NWQ Investment Management - Value Manager
Los Angeles, CA., founded 1982, managing $9.1 billion U.S.
NWQ invests in undervalued companies with perceived catalysts to improve profitability and unlock value.
The first quarter of 2009 remained a difficult period for the financial markets. Stocks posted losses from January through March 9th, almost rivaling those incurred during 2008, whereupon a rally began with the DOW, S&P 500 and Russell 1000 indices appreciating as much as 20%.
The impact of companies suggesting that “business hit a wall” became evident in fourth quarter earnings releases delivered in January and February.
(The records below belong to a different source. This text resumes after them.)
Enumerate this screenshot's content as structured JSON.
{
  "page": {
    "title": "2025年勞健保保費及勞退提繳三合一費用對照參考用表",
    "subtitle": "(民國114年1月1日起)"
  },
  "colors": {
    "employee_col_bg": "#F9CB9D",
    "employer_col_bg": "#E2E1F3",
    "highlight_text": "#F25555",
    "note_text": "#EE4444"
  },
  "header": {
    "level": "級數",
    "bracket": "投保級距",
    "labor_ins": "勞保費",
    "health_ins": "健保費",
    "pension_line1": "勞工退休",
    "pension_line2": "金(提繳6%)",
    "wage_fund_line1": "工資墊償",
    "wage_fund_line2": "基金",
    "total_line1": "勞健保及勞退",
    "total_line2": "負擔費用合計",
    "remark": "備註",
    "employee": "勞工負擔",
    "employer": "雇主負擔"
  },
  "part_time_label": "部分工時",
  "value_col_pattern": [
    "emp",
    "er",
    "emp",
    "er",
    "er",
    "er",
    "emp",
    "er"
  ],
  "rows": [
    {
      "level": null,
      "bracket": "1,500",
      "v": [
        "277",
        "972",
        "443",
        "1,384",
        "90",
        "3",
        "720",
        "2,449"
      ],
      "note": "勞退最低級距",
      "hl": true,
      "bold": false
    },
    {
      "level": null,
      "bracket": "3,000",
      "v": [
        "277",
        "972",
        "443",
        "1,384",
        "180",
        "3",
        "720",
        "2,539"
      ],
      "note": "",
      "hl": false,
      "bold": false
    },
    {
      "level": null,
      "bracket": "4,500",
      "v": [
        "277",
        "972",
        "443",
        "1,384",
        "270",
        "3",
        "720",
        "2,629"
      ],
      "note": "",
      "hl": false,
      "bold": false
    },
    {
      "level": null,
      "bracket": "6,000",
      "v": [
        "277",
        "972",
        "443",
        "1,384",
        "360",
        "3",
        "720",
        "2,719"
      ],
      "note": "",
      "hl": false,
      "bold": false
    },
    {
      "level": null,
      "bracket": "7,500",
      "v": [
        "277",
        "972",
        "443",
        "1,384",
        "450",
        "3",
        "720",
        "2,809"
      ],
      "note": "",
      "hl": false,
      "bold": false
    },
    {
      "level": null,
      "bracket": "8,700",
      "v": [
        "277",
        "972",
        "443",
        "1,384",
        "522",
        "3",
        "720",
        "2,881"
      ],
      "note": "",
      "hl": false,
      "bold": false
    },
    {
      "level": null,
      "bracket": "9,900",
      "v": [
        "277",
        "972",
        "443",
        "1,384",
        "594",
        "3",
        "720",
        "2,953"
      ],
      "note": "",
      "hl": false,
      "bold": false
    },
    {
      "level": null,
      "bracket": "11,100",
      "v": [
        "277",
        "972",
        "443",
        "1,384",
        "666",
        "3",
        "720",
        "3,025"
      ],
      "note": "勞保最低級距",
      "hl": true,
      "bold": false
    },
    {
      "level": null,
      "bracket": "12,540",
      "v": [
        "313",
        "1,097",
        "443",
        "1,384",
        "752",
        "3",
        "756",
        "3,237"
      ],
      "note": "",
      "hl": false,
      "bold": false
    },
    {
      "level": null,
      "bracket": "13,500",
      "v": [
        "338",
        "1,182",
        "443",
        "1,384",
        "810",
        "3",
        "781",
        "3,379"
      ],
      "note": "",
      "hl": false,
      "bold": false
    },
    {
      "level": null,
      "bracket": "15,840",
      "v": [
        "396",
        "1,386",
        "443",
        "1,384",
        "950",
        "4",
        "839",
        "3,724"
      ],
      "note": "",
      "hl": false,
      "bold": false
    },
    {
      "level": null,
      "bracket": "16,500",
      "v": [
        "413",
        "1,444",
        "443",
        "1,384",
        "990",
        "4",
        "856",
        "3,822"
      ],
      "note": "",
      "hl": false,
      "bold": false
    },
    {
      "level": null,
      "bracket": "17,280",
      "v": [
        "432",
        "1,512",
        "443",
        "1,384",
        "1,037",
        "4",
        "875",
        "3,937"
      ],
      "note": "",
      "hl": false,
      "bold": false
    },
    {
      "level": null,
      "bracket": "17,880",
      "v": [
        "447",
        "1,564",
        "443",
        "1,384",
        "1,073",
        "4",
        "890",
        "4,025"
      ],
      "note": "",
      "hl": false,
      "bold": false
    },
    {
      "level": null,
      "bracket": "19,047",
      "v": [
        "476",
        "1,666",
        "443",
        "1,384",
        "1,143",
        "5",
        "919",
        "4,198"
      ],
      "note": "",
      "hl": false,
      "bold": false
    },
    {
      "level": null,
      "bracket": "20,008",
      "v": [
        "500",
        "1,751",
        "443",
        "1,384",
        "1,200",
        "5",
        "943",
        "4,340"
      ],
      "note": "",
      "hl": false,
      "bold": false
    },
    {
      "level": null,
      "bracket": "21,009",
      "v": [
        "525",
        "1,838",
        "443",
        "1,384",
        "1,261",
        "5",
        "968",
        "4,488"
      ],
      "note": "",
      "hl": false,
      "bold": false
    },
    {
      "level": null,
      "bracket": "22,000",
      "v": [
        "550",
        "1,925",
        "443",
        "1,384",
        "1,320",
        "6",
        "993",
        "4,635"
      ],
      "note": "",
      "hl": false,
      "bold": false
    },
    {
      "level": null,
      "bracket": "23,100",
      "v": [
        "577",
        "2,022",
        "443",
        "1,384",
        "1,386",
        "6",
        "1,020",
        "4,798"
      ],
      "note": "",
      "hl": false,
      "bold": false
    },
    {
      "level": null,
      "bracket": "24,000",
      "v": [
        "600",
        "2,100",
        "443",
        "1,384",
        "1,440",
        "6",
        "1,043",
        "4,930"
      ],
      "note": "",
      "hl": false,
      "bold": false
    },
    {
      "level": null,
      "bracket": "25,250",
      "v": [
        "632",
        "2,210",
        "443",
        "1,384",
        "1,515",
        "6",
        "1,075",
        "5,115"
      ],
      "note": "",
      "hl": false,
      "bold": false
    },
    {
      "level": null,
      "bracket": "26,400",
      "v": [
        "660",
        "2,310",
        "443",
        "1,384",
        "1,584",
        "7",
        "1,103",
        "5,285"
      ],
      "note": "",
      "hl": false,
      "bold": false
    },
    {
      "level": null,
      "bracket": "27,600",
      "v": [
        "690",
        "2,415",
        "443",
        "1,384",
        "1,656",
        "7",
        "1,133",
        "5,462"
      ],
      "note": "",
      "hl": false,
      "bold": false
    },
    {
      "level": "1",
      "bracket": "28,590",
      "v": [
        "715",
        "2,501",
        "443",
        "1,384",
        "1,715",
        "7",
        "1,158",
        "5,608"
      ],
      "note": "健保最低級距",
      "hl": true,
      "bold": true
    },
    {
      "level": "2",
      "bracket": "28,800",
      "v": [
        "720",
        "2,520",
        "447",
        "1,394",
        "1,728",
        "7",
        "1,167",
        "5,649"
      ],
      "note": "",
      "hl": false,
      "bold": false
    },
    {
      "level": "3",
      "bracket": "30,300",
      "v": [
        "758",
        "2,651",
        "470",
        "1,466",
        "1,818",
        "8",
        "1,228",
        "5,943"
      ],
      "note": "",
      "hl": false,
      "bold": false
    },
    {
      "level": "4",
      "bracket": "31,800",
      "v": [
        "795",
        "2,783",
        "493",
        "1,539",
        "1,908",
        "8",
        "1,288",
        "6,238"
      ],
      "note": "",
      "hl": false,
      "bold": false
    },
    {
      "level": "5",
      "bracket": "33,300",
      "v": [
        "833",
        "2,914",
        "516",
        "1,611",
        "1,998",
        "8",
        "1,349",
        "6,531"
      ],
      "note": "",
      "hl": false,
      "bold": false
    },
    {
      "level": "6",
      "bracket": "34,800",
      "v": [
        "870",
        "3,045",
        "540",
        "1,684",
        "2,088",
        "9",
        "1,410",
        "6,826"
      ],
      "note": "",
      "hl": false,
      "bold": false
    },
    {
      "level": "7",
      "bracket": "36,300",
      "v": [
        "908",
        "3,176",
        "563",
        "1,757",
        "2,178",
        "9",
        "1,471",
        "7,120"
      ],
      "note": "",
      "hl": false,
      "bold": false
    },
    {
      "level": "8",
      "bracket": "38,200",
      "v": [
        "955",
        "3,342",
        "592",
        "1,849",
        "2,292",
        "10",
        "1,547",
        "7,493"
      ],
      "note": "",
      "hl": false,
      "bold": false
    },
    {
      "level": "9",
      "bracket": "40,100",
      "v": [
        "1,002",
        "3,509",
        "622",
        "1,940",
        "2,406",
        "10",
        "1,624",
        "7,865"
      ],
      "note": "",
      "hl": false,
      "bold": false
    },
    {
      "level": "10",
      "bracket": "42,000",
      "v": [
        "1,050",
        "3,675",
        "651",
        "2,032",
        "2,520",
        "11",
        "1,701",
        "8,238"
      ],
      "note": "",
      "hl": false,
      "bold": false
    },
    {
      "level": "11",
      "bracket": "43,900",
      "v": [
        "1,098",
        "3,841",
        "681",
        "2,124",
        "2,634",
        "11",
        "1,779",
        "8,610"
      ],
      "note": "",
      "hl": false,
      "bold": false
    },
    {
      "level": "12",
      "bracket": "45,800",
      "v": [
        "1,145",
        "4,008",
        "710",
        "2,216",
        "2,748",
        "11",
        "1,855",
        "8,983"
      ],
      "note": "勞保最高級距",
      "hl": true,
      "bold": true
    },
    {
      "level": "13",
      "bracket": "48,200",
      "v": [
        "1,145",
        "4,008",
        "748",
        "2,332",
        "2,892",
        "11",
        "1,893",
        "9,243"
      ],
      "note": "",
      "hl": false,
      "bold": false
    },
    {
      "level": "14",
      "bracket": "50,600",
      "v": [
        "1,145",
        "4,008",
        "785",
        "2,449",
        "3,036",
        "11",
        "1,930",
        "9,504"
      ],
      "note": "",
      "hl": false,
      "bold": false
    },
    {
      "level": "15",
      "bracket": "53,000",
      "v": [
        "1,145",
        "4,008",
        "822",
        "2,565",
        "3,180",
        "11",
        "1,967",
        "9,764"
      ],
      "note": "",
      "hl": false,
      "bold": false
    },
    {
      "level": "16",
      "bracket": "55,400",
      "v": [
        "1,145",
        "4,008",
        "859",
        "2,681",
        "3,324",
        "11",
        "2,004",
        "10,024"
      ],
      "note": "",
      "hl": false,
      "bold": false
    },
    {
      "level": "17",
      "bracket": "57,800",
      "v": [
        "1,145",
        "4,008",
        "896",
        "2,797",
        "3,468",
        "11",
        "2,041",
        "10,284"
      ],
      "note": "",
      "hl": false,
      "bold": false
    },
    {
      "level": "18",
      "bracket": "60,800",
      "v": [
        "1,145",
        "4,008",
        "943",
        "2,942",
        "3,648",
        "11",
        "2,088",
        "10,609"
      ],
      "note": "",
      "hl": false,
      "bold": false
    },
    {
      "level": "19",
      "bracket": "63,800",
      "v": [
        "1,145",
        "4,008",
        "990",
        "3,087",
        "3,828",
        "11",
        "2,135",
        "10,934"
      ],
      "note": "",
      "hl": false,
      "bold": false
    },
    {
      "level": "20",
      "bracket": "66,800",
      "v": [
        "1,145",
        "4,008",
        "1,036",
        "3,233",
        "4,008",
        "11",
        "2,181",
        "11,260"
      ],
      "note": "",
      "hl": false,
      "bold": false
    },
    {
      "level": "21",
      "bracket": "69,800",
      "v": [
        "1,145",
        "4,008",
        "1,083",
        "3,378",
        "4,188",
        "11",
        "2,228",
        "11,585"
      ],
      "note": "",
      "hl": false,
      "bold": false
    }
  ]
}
No doubt, first-quarter earnings releases will not be an enjoyable read either. Capacity utilization is dreadful, General Motors and Chrysler may be headed into bankruptcy soon, and commercial real estate will likely become the next significant problem for the financial sector. The U.S. government has assembled an alphabet soup of aid packages including PPIP, TARP, TALF, TLGF, and quantitative easing; all to either get credit flowing through the financial system, remove toxic assets from the banks’ balance sheets, or to improve capital positions in the sector.
During the first quarter of 2009, the relative performance was significantly ahead of the Russell 1000 Value Index, and equivalent to the S&P 500. However, the fund posted negative absolute returns. The biggest detractors to performance were the fund’s underweighting in the utilities and health care sectors, two sectors that did relatively better than the index overall. The fund benefited from its exposure to the energy, producer durables, and mining sectors.
All performance is presented in Canadian dollar terms, gross of investment management fees. Past performance is not indicative of future results.